CSE Dissertation Proposal: Mithun Chakraborty

Sep 12, 2016
1 p.m.
3 p.m.
Jolley Hall, Room 309

"On The Aggregation Of Subjective Inputs From Multiple Sources"

Mithun Chakraborty
Advisor: Sanmay Das

When we have a population of individuals or artificially intelligent agents possessing diverse subjective inputs (e.g. predictions, opinions, etc.) about a common topic, how should we collect and combine them into a single judgment or estimate? This has long been a fundamental question across disciplines that concern themselves with forecasting and decision-making, and has attracted the attention of computer scientists particularly on account of the proliferation of online platforms for electronic commerce and the harnessing of collective intelligence.
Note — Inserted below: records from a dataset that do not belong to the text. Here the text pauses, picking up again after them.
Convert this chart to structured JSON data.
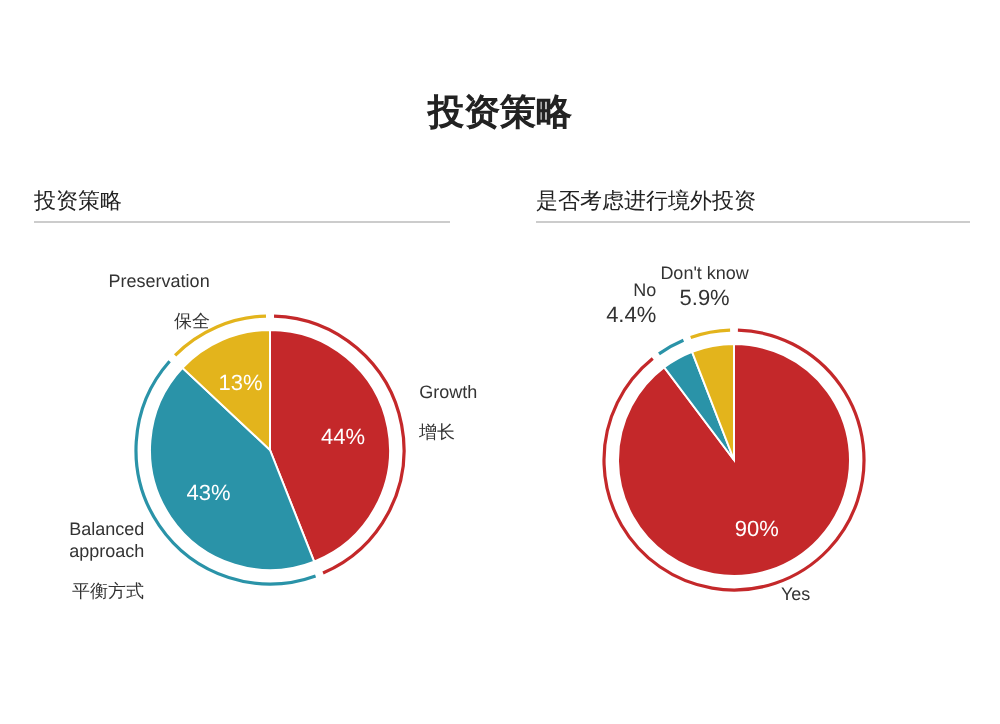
{
  "chart_data": [
    {
      "type": "pie",
      "title": "投资策略",
      "subtitle": "投资策略",
      "categories": [
        "Growth\n增长",
        "Balanced\napproach\n平衡方式",
        "Preservation\n保全"
      ],
      "values": [
        44,
        43,
        13
      ],
      "colors": [
        "#c4282a",
        "#2a93a8",
        "#e3b41c"
      ],
      "value_labels": [
        "44%",
        "43%",
        "13%"
      ]
    },
    {
      "type": "pie",
      "subtitle": "是否考虑进行境外投资",
      "categories": [
        "Yes",
        "No",
        "Don't know"
      ],
      "values": [
        90,
        4.4,
        5.9
      ],
      "colors": [
        "#c4282a",
        "#2a93a8",
        "#e3b41c"
      ],
      "value_labels": [
        "90%",
        "4.4%",
        "5.9%"
      ]
    }
  ]
}
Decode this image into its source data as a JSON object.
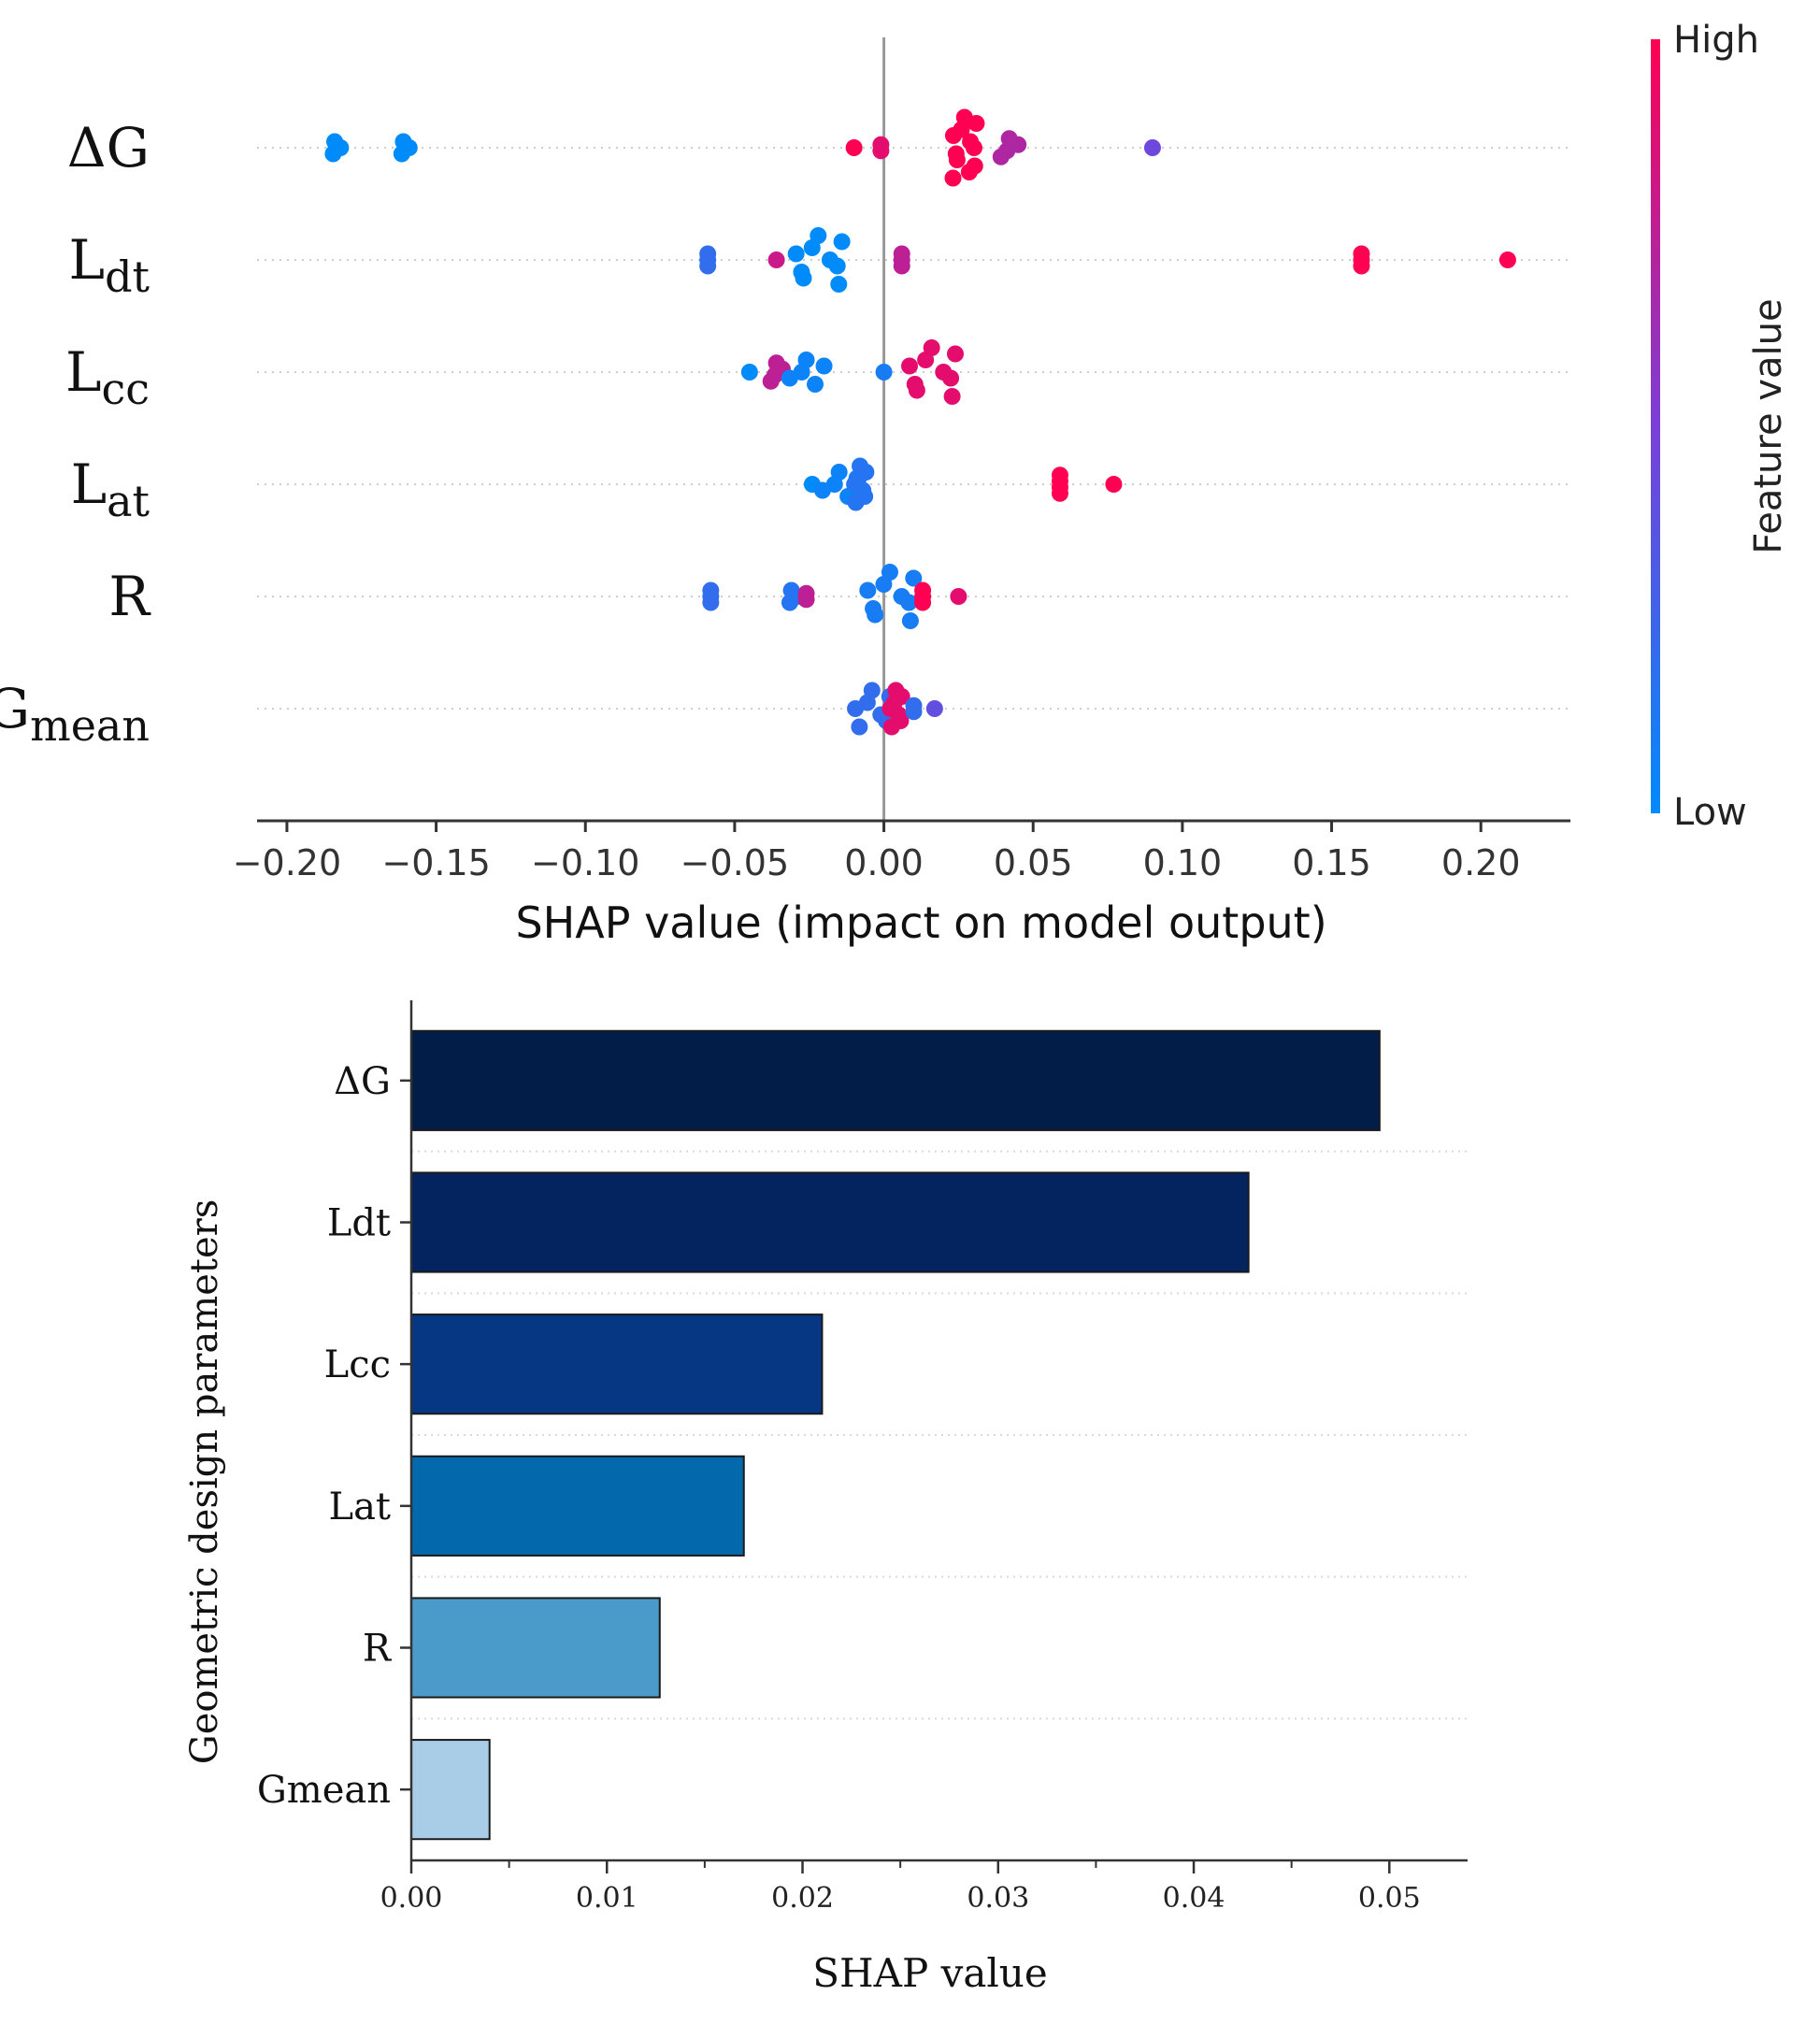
{
  "chart_data": [
    {
      "type": "scatter",
      "subtype": "shap-beeswarm",
      "xlabel": "SHAP value (impact on model output)",
      "xlim": [
        -0.21,
        0.23
      ],
      "xticks": [
        -0.2,
        -0.15,
        -0.1,
        -0.05,
        0.0,
        0.05,
        0.1,
        0.15,
        0.2
      ],
      "xtick_labels": [
        "−0.20",
        "−0.15",
        "−0.10",
        "−0.05",
        "0.00",
        "0.05",
        "0.10",
        "0.15",
        "0.20"
      ],
      "zero_line": 0.0,
      "colorbar": {
        "label": "Feature value",
        "high_label": "High",
        "low_label": "Low",
        "high_color": "#ff0052",
        "low_color": "#008bfb"
      },
      "features": [
        {
          "name": "ΔG",
          "main": "ΔG",
          "sub": "",
          "clusters": [
            {
              "x": -0.184,
              "c": 0.0,
              "n": 3,
              "w": 0.002
            },
            {
              "x": -0.161,
              "c": 0.0,
              "n": 3,
              "w": 0.002
            },
            {
              "x": -0.01,
              "c": 1.0,
              "n": 1,
              "w": 0.0
            },
            {
              "x": -0.001,
              "c": 0.9,
              "n": 2,
              "w": 0.0
            },
            {
              "x": 0.027,
              "c": 1.0,
              "n": 11,
              "w": 0.004
            },
            {
              "x": 0.042,
              "c": 0.7,
              "n": 4,
              "w": 0.003
            },
            {
              "x": 0.09,
              "c": 0.45,
              "n": 1,
              "w": 0.0
            }
          ]
        },
        {
          "name": "Ldt",
          "main": "L",
          "sub": "dt",
          "clusters": [
            {
              "x": -0.059,
              "c": 0.2,
              "n": 3,
              "w": 0.0
            },
            {
              "x": -0.036,
              "c": 0.8,
              "n": 1,
              "w": 0.0
            },
            {
              "x": -0.022,
              "c": 0.0,
              "n": 9,
              "w": 0.008
            },
            {
              "x": 0.006,
              "c": 0.75,
              "n": 3,
              "w": 0.0
            },
            {
              "x": 0.16,
              "c": 1.0,
              "n": 3,
              "w": 0.0
            },
            {
              "x": 0.209,
              "c": 1.0,
              "n": 1,
              "w": 0.0
            }
          ]
        },
        {
          "name": "Lcc",
          "main": "L",
          "sub": "cc",
          "clusters": [
            {
              "x": -0.045,
              "c": 0.0,
              "n": 1,
              "w": 0.0
            },
            {
              "x": -0.036,
              "c": 0.75,
              "n": 4,
              "w": 0.002
            },
            {
              "x": -0.026,
              "c": 0.05,
              "n": 5,
              "w": 0.006
            },
            {
              "x": 0.0,
              "c": 0.1,
              "n": 1,
              "w": 0.0
            },
            {
              "x": 0.016,
              "c": 0.9,
              "n": 9,
              "w": 0.008
            }
          ]
        },
        {
          "name": "Lat",
          "main": "L",
          "sub": "at",
          "clusters": [
            {
              "x": -0.024,
              "c": 0.0,
              "n": 1,
              "w": 0.0
            },
            {
              "x": -0.015,
              "c": 0.05,
              "n": 5,
              "w": 0.006
            },
            {
              "x": -0.008,
              "c": 0.15,
              "n": 7,
              "w": 0.002
            },
            {
              "x": 0.059,
              "c": 1.0,
              "n": 4,
              "w": 0.0
            },
            {
              "x": 0.077,
              "c": 1.0,
              "n": 1,
              "w": 0.0
            }
          ]
        },
        {
          "name": "R",
          "main": "R",
          "sub": "",
          "clusters": [
            {
              "x": -0.058,
              "c": 0.2,
              "n": 3,
              "w": 0.0
            },
            {
              "x": -0.031,
              "c": 0.15,
              "n": 3,
              "w": 0.002
            },
            {
              "x": -0.026,
              "c": 0.75,
              "n": 2,
              "w": 0.0
            },
            {
              "x": 0.002,
              "c": 0.1,
              "n": 9,
              "w": 0.008
            },
            {
              "x": 0.013,
              "c": 1.0,
              "n": 3,
              "w": 0.0
            },
            {
              "x": 0.025,
              "c": 0.9,
              "n": 1,
              "w": 0.0
            }
          ]
        },
        {
          "name": "Gmean",
          "main": "G",
          "sub": "mean",
          "clusters": [
            {
              "x": -0.004,
              "c": 0.2,
              "n": 7,
              "w": 0.006
            },
            {
              "x": 0.004,
              "c": 0.9,
              "n": 7,
              "w": 0.002
            },
            {
              "x": 0.01,
              "c": 0.2,
              "n": 2,
              "w": 0.0
            },
            {
              "x": 0.017,
              "c": 0.4,
              "n": 1,
              "w": 0.0
            }
          ]
        }
      ]
    },
    {
      "type": "bar",
      "orientation": "horizontal",
      "categories": [
        "ΔG",
        "Ldt",
        "Lcc",
        "Lat",
        "R",
        "Gmean"
      ],
      "values": [
        0.0495,
        0.0428,
        0.021,
        0.017,
        0.0127,
        0.004
      ],
      "colors": [
        "#021d48",
        "#03245e",
        "#053783",
        "#0469ac",
        "#4a9bc9",
        "#a9cce7"
      ],
      "xlabel": "SHAP value",
      "ylabel": "Geometric design parameters",
      "xlim": [
        0.0,
        0.054
      ],
      "xticks": [
        0.0,
        0.01,
        0.02,
        0.03,
        0.04,
        0.05
      ],
      "xtick_labels": [
        "0.00",
        "0.01",
        "0.02",
        "0.03",
        "0.04",
        "0.05"
      ],
      "grid": "horizontal dotted"
    }
  ]
}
Looking at this problem through the lens of computational social science, I intend to divide my dissertation into three main parts: (1) Incentives in information aggregation: In this segment, I will study mechanisms for elicitation and combination of private information from strategic participants, particularly crowd sourced forecasting tools called prediction markets. I will show that (a) when a prediction market implemented with a widely used family of algorithms called market scoring rules (MSRs) interacts with myopic risk-averse traders, the price process behaves like an opinion pool, a classical family of belief combination rules, and (b) in an MSR-based game-theoretic model of prediction markets where participants can influence the predicted outcome but some of them have a non-zero probability of being non-strategic, the equilibrium is one of two types, depending on this probability -- either collusive and uninformative or partially revealing; (2) Aggregation with non-strategic agents: In this part, I will be agnostic to incentive issues, and focus on algorithms that uncover the ground truth from a sequence of noisy versions. In particular, I will present the design and analysis of an approximately Bayesian algorithm for learning a real-valued target given access only to censored Gaussian signals, that performs asymptotically almost as well as if we had uncensored signals; (3) Market making in practice: This component will deal with practical aspects of aggregation mechanisms deployed "in the wild". I will describe an adaptation of an MSR to a financial market setting called a continuous double auction and its experimental evaluation in a simulated market ecosystem.

In summary, my overarching goal is to develop a richer and deeper understanding of methods for subjective input aggregation, and identify and address challenges encountered in practical applications of these techniques.